Mais c’est avec le procédé du collage, en 1920-1921, qu’Ernst élabore véritablement sa poétique du détournement, de la citation et de l’interprétation – le « rêve de médiation » (Breton) – qui régira son œuvre peint dès 1922-1923. Dans La Chanson de la chair (Spies-Metken, nº 385), les éléments collés (une suite de chiens, un éventail, une balle de tennis), comme le texte qui « encadre » la feuille de papier ironiquement tout autour, s’intègrent à la reproduction d’un cliché photographique (une sorte de paysage en perspective), retouchée (à peine) à l’aquarelle et au crayon. Le montage de fragments d’images hétérogènes – recyclant tous ces « clichés » – est déjà investi des ressorts qui vont définir le collage surréaliste : surprise, dépaysement, merveilleux. Résultat plus hallucinatoire encore, Les Moutons (Spies-Metken nº 443) offrent également un bel exemple de ce qui fera la singularité du collage ernstien. Y est fait appel à cet obsolète et hypnotique réservoir de formes donné par des reproductions périmées de revues et de livres encyclopédiques du XXe siècle.

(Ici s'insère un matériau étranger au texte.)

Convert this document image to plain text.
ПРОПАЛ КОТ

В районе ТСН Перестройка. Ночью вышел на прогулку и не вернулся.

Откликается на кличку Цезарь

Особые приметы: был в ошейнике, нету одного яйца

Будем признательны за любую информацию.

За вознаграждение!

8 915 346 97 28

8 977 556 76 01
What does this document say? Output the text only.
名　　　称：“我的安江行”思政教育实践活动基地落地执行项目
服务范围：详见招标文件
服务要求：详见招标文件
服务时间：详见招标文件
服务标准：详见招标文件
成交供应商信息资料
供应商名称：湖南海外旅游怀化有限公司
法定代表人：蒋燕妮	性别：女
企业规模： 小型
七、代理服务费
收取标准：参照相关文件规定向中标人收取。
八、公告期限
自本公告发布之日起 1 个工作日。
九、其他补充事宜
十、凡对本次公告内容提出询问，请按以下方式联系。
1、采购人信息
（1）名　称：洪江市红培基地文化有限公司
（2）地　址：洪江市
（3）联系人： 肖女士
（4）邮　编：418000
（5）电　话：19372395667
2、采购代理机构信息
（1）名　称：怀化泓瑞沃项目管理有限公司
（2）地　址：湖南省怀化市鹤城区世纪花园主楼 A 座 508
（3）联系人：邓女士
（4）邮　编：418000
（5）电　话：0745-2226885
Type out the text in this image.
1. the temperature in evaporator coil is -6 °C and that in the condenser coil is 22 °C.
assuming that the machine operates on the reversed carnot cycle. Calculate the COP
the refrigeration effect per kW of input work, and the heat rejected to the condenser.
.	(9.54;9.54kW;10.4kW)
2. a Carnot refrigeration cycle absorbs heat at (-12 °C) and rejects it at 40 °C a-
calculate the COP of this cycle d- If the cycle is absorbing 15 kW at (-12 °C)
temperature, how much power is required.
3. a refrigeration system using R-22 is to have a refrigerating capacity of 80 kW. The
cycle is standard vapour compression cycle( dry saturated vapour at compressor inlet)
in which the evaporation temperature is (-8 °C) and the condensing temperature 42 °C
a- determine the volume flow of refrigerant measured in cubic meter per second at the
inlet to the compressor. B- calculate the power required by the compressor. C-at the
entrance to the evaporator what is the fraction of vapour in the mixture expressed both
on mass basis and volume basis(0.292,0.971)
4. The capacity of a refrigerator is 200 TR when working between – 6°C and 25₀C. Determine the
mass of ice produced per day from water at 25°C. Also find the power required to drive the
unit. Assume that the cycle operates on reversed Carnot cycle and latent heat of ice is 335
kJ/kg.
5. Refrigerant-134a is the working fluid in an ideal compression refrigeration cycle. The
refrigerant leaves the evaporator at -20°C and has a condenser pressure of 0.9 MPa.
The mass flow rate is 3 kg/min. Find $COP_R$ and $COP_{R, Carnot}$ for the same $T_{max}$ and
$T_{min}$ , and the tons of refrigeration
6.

Et, loin d’être facteur de perturbation, l’introduction d’éléments disparates (traîneau, fouet, œil, soldat, bras d’écorché) sur la feuille de démonstration de stéréométrie tirée du Manuel de l’Institut pédagogique de Cologne crée une image homogène – et par là troublante –, qui a la coalescence d’une image de rêve, sa cohérence secrète : ainsi déplacés, dialoguant avec les fragments figuratifs, les objets de géométrie sont dotés d’un pouvoir énigmatique, celui-là même qui s’attachait aux objets habitant les espaces métaphysiques de Chirico, dont on sait l’influence sur Max Ernst dès 1919. Quasiment invisibles, les retouches qu’il opère sur le collage répondent à son désir d’effacer les marques de son procédé : il a également recours à la photographie pour saisir la cohérence plastique de la nouvelle image donnée par le collage, avant d’en offrir, fin 1921 et 1922, une autre traduction, celle-ci monumentale, avec ses premières peintures, qui peuvent être considérées comme des collages peints (L’Éléphant célèbes, Londres, Tate ; Ubu Imperator, MNAM).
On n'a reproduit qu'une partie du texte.